Au bout du parcours, le patron de l'auberge qui m'attendait prend, dès qu'il me voit, l'air de quelqu'un qui a trouvé un pigeon à plumer. C'est étrange, je ne porte pourtant pas de vêtements si coûteux aujourd'hui.
« Eh bien, eh bien, jeune maître, nous avons justement une chambre qui vous conviendra. »
De ses gros bras couverts d'une toison drue, il se frotte les mains et me conduit à la chambre qu'il recommande. C'est une annexe de bois à trois étages, et il est possible, moyennant supplément, d'embaucher une sentinelle de nuit. À partir de cinq nuits, la sentinelle est gratuite. Le prix est d'une pièce d'argent la nuit. Si l'on songe qu'à l'auberge de la porte de la cité de Seiryuu, la chambre était à une grande pièce de cuivre, c'est peut-être une bonne affaire.
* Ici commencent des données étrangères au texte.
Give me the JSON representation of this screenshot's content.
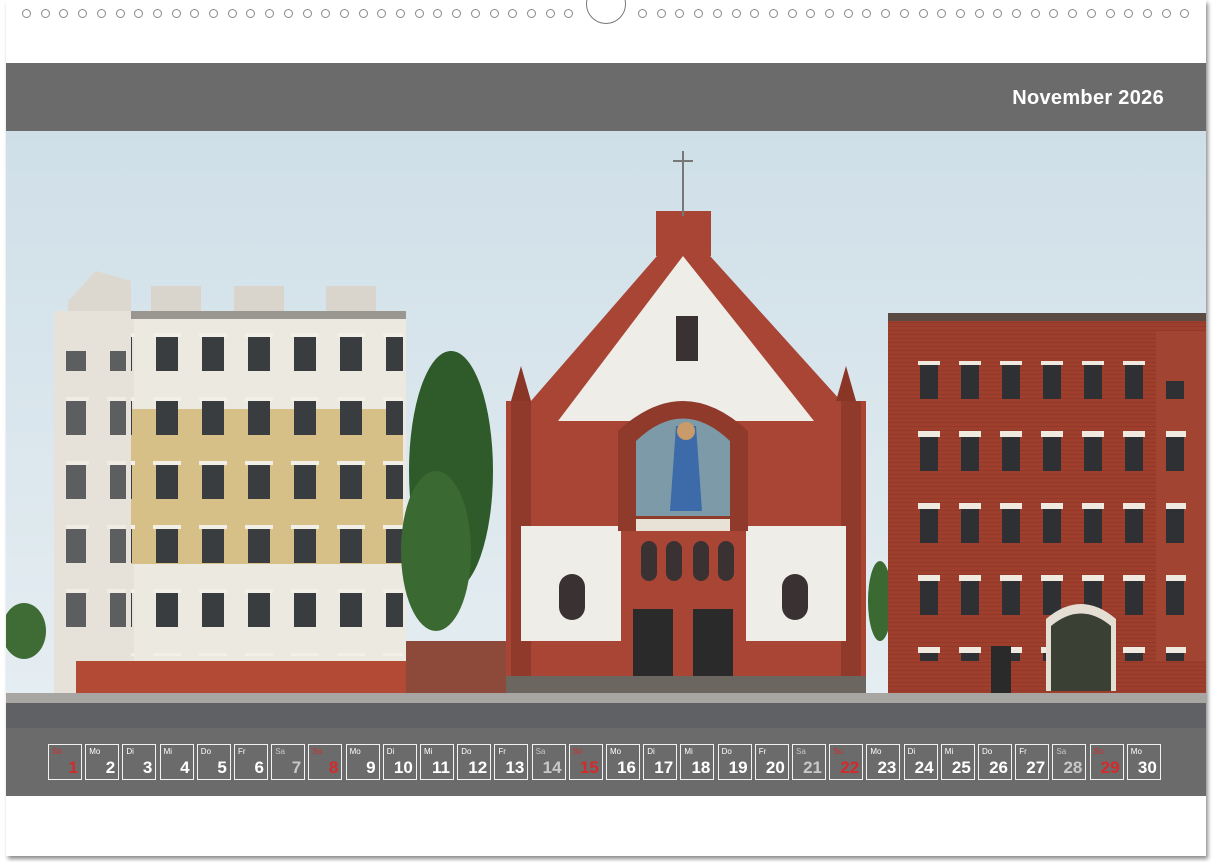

Cette annexe possède une salle de bain, mais il n'y a qu'une baignoire pour une personne posée là, et, cela va de soi, aucune installation d'eau chaude. Comme il faut du temps pour chauffer l'eau, on m'a prié d'éviter autant que possible les heures des repas. Pour tout ce qui n'est pas l'eau de boisson, on peut puiser librement au canal d'irrigation, mais celui-ci n'est-il pas partagé avec les eaux usées ? Bah, il suffira de la nettoyer par « Purification » avant de puiser.
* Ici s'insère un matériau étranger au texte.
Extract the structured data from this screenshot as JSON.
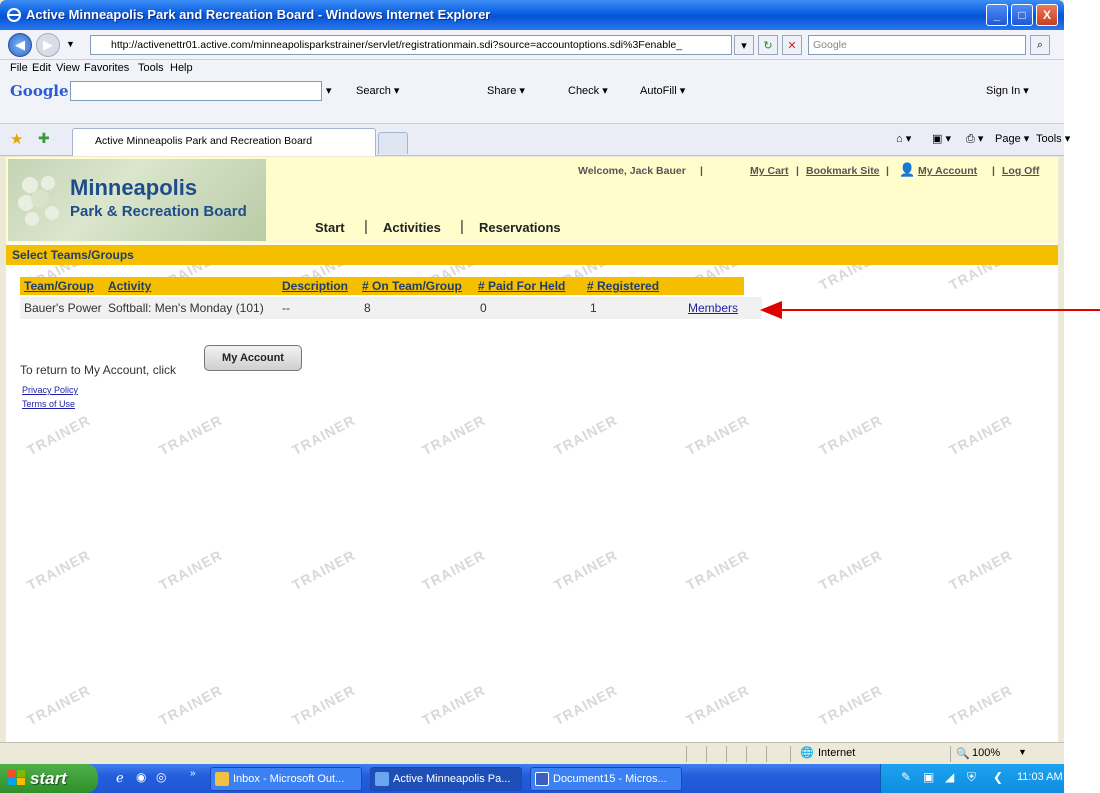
{
  "window": {
    "title": "Active Minneapolis Park and Recreation Board - Windows Internet Explorer",
    "controls": [
      "_",
      "□",
      "X"
    ]
  },
  "address_bar": {
    "url": "http://activenettr01.active.com/minneapolisparkstrainer/servlet/registrationmain.sdi?source=accountoptions.sdi%3Fenable_",
    "search_placeholder": "Google"
  },
  "menu": [
    "File",
    "Edit",
    "View",
    "Favorites",
    "Tools",
    "Help"
  ],
  "google_toolbar": {
    "logo": "Google",
    "items": [
      "Search ▾",
      "Share ▾",
      "Check ▾",
      "AutoFill ▾",
      "Sign In ▾"
    ]
  },
  "tabs": {
    "active_label": "Active Minneapolis Park and Recreation Board"
  },
  "command_bar": [
    "Page ▾",
    "Tools ▾"
  ],
  "site": {
    "logo_title": "Minneapolis",
    "logo_subtitle": "Park & Recreation Board",
    "welcome": "Welcome, Jack Bauer",
    "top_links": [
      "My Cart",
      "Bookmark Site",
      "My Account",
      "Log Off"
    ],
    "nav": [
      "Start",
      "Activities",
      "Reservations"
    ],
    "section_title": "Select Teams/Groups"
  },
  "table": {
    "headers": [
      "Team/Group",
      "Activity",
      "Description",
      "# On Team/Group",
      "# Paid For Held",
      "# Registered"
    ],
    "rows": [
      [
        "Bauer's Power",
        "Softball: Men's Monday (101)",
        "--",
        "8",
        "0",
        "1",
        "Members"
      ]
    ]
  },
  "return": {
    "text": "To return to My Account, click",
    "button_label": "My Account"
  },
  "footer_links": [
    "Privacy Policy",
    "Terms of Use"
  ],
  "watermark": "TRAINER",
  "status_bar": {
    "zone": "Internet",
    "zoom": "100%"
  },
  "taskbar": {
    "start_label": "start",
    "tasks": [
      "Inbox - Microsoft Out...",
      "Active Minneapolis Pa...",
      "Document15 - Micros..."
    ],
    "clock": "11:03 AM"
  },
  "colors": {
    "accent_yellow": "#f5bf00",
    "banner_bg": "#fffdcc",
    "link_blue": "#1f1fa8",
    "arrow_red": "#e00000"
  }
}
Comme les voleurs viennent souvent la nuit, on m'a conseillé de rentrer dans l'entrepôt de l'annexe les bagages chargés sur le chariot. Ils sont vides, cela n'aurait rien changé de les laisser, mais attirer inutilement l'attention pose aussi problème : j'ai tout fait rentrer dans l'auberge.
« Hé, c'est ici que loge le noble ? »
Un chasseur à la mine de chef de brigands entre dans la cour de l'auberge, portant un gros ballot sur l'épaule. Dans l'étoffe qu'il déplie se trouve de la venaison déjà dépecée.
« Tiens, Gok. Pour toi, c'est une sacrée grosse prise. »
« Ouais, ça faisait longtemps. Le jeune maître, là, c'est bien le noble ? Alors, ça vous dit ? C'est juste à point, je vous le garantis. Les abats, j'en ai plus, je les ai mangés le jour même. »
Ce chasseur, qui rit à gorge déployée, est apparemment venu me vendre sa venaison. Il en demande deux pièces d'argent, soit moins de la moitié du prix de la capitale ducale. Annoncer d'emblée le prix du marché : voilà un homme peu doué pour le commerce. L'information m'a paru circuler bien vite, mais les gardes ont dû le lui apprendre à son retour en ville.
Comme l'annexe n'a pas de cuisine, je confie la préparation au cuisinier de l'auberge.
Il reste du temps avant le dîner : je sors me promener avec Pochi et Tama, débordantes d'énergie. Par précaution, elles portent le manteau léger à capuche qu'elles mettaient déjà dans la capitale ducale, ainsi que leur armure de cuir et leur épée de bois. Moi, j'ai opté pour une tenue simple : chemise blanche et pantalon.
Avec des vêtements aussi discrets, nous ne devrions pas nous faire aborder par des individus louches.